Kultur / 30.05.2016 • 21:07 Uhr / 2 Minuten Lesezeit

Sollte es Menschen geben, die in der zweiten Juni-Hälfte an den Lago d’Iseo in Oberitalien pilgern, um – vielleicht mit Wehmut, weil am Bodensee ein solches oder ähnliches andiskutiertes Projekt nicht zustande kam – auf den schwimmenden Stegen zu wandeln, mit denen sich Verpackungskünstler Christo nach langer Absenz wieder in die Schlagzeilen bringt, darf auf ein weiteres See-Kunst-Stück hingewiesen werden. Die nun im Zweijahresrhythmus an verschiedenen Orten in Europa stattfindende Manifesta hat zwar nicht den Rang einer Venedig-Biennale oder einer Kasseler documenta, zu übersehen ist sie dennoch nicht.

Das letzte Mal von Kaspar König, dem ehemaligen Direktor des Museums Ludwig in Köln geleitet (dessen Nachfolger bekanntermaßen der Ex-KUB-Direktor Yilmaz Dziewior geworden ist), verantwortet heuer Christian Jankowski die Schau.

 

Sie findet dieses Mal in der Region, nämlich ab 11. Juni in Zürich, statt und hat unter anderem ebenfalls einen äußerst wässrigen Schauplatz, nämlich eine schwimmende Plattform auf dem See.
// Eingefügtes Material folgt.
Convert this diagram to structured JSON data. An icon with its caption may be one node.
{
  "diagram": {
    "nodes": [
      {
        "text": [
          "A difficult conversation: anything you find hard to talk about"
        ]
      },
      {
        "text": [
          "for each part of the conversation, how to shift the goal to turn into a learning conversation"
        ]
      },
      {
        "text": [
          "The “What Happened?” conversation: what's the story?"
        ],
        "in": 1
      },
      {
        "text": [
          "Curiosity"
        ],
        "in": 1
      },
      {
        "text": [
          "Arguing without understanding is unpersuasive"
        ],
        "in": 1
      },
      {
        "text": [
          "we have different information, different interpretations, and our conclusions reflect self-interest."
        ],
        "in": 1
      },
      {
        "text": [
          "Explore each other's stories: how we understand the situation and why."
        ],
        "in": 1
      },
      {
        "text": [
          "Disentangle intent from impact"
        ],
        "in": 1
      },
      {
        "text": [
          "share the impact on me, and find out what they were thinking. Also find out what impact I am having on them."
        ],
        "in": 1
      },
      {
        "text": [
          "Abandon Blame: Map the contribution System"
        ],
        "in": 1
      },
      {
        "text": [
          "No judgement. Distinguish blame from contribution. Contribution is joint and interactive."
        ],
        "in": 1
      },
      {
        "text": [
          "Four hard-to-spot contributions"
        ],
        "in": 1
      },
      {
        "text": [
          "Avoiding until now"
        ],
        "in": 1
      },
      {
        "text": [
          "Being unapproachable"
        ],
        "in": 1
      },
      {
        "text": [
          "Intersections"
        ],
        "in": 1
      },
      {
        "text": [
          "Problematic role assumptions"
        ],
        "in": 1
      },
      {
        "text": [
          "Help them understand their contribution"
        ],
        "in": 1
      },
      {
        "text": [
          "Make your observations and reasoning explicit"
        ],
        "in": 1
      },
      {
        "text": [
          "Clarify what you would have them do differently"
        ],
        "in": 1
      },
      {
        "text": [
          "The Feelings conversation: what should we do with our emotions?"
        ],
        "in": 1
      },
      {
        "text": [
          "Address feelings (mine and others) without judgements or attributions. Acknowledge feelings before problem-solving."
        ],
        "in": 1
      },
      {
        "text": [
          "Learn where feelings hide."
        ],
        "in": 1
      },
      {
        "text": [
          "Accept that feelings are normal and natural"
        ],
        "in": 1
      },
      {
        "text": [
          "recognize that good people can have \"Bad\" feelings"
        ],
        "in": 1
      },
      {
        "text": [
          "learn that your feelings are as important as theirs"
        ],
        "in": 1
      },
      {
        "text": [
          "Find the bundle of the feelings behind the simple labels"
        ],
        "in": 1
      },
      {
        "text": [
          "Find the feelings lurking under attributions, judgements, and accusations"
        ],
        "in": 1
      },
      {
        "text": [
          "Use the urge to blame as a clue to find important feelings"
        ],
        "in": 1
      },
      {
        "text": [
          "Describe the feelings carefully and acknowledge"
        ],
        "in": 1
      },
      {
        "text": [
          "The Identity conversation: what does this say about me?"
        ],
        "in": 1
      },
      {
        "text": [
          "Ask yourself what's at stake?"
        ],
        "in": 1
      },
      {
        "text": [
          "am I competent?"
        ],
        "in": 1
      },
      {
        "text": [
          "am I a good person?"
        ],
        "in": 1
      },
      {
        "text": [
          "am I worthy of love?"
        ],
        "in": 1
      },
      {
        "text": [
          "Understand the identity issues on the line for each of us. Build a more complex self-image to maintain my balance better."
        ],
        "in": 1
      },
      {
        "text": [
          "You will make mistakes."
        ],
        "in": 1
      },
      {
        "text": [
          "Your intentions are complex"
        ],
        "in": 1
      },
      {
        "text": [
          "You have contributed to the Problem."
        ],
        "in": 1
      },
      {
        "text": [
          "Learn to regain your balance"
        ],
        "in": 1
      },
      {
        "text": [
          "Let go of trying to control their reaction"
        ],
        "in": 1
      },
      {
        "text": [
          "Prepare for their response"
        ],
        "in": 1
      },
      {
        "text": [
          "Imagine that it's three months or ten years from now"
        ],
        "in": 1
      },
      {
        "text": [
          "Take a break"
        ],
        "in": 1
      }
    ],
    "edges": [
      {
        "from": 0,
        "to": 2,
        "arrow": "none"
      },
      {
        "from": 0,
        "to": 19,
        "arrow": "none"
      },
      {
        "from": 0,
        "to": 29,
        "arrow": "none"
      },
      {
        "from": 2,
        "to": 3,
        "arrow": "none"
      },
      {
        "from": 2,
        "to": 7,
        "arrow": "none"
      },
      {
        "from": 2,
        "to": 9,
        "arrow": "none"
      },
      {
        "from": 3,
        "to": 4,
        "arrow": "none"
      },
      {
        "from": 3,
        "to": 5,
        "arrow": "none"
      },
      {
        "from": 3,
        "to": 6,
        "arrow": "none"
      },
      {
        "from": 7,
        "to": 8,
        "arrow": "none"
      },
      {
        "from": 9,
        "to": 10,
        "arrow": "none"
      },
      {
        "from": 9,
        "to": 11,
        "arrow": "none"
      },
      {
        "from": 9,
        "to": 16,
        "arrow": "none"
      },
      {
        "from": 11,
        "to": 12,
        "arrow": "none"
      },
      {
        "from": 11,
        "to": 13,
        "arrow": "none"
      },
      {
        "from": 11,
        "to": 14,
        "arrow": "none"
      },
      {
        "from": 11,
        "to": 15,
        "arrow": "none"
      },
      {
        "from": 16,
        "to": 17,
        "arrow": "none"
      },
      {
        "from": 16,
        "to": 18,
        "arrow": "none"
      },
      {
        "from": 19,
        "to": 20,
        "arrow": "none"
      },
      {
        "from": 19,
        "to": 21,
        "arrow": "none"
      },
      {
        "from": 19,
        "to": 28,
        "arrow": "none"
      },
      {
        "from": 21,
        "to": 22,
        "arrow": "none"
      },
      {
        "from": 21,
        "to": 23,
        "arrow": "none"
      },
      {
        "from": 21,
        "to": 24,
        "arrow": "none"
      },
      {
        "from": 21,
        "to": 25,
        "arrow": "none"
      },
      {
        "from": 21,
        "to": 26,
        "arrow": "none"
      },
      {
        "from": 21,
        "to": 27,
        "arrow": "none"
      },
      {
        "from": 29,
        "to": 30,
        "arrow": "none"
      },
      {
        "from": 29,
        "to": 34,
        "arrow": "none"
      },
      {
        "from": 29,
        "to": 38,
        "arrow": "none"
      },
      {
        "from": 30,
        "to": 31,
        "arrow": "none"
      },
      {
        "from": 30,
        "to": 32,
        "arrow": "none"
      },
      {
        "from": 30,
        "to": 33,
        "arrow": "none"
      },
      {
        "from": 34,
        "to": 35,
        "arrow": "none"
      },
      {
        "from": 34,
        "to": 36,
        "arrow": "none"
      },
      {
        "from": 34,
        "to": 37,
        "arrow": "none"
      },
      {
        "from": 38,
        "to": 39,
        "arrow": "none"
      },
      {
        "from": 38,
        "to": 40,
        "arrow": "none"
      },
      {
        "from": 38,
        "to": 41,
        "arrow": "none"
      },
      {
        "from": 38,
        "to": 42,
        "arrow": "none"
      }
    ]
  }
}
Andere Ausstellungslokale sind etwa der legendäre Dada-Gründungsort, das Cabaret Voltaire in der Spiegelgasse. Die Suche nach Österreichern in der Teilnehmerliste ist zwar ernüchternd, aber immerhin, man findet den Namen Swetlana Heger bei der historischen Schau. Die Tschechin hat lange Zeit in Bregenz gelebt, war mehrmals in den Ausstellungen der Berufsvereinigung vertreten und wurde im Jahr 2009 mit dem Internationalen Kunstpreis des Landes Vorarlberg ausgezeichnet.

Danach hörte man weniger von ihr, was sich nun ja wieder ändert. „What people do for money?“ lautet der Titel der aktuellen Manifesta, „What some girls do for money?“, lautete einmal die zentrale Frage in einer ihrer Arbeiten. Das war geradezu vorausahnend.